The center successfully treats about half the poisoned eagles; if a bird has ingested too much lead, it can't be saved. Reddig says sinkers are only part of the lead problem; raptors also pick up bullet fragments from deer carcasses, or the shot showered over fields and wetlands by generations of hunters. But lead shot has been illegal in the state for years, and Reddig has joined a number of conservationists calling on anglers to buy alternatives to lead.

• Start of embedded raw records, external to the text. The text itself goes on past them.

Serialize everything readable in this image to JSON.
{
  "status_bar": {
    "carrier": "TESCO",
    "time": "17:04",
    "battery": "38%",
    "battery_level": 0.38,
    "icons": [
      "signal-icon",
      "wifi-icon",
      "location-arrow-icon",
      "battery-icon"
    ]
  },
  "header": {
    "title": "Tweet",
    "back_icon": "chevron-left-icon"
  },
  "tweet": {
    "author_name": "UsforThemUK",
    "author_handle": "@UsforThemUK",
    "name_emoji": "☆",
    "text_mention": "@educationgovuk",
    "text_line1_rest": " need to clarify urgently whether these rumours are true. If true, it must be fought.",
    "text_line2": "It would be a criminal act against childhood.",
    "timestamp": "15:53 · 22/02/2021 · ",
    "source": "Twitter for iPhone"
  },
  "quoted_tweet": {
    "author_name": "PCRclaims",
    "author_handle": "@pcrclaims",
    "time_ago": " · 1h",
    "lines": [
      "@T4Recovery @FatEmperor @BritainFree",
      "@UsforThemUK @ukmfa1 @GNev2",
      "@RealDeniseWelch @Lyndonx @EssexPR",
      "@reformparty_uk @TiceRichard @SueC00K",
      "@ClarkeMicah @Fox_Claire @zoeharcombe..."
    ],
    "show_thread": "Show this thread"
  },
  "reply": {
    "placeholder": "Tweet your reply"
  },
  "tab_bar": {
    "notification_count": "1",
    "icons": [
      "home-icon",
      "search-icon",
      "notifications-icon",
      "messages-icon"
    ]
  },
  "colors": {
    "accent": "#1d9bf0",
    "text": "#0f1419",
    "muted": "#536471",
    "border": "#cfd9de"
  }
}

"I think hunters and fishermen are conservationists at heart, and if they understood what the problem was, they'd feel that a little more expense for tackle would be a small price to pay compared to our eagles and loons that become poisoned."

Similar problems have already led to bans of small lead sinkers in Maine and New Hampshire. They're prohibited in all Canadian national parks. In the early '90s, the U.S. Senate held hearings on a possible nationwide ban, but anglers and manufacturers mounted such strong opposition the idea was dropped.

"We don't feel there's much demand for an environmental sinker whatever, because we've been offering them side by side with our lead products for years, and they have not grabbed very much of a market," says Geoff Ratte, the spokesman for the Minnesota-based Water Gremlin Company, which makes lead sinkers.

In 1994, Water Gremlin - which sells more than 500 tons of lead sinkers annually - started offering a sinker of tin, which is harmless to wildlife. The company was angling for what it saw as a potentially huge market of green-minded anglers. But the tin sinkers cost ten-time more to make; and they're so light, it takes twice as many to get the worm down where the fish can see it.

Ratte says in time the market may dictate otherwise; but for now, lead is where it's at. "We've looked up and down the periodic chart from every angle possible, and we haven't found anything that's even close to lead in terms of density, in terms of ease of manufacture, in terms of softness, in terms of availability, and in terms of cost."

A few manufacturers have focused harder on alternatives; the Nebraska-based Bullet Weights Inc., specializes in steel sinkers - though around here you can walk into most bait shops and draw vacant stares by asking for them.

The Gopher Tackle Company, across from the Woodtick Inn in rural Crow Wing County, has perfected the manufacture of the bismuth sinker. Bismuth? What's bismuth you ask? Conrad Peterson, who started Gopher Tackle, is delighted to explain "Bismuth, if you look in the dictionary, is actually a stomach medicine," says Conrad Peterson, who started Gopher Tackle. "They use the same thing, except they grind it into a powder."

Bismuth is an element almost as heavy as lead, which won't surprise users of Pepto Bismol, and in the early '90s, when it looked like lead might be exiting, Peterson made thousands of bismuth sinkers for national tackle distributors.

Like tin, though, bismuth is expensive, and like most of his competitors, Peterson is back to mostly lead. But he's watching the future. He's kept all his bismuth-alloy formulas; and in a back room lie boxes of the metal itself, purchased years ago from the Chinese army. Come a lead ban, Peterson says, or come a deep surge of conscience from the nation's anglers, he'll have all the bismuth he can handle.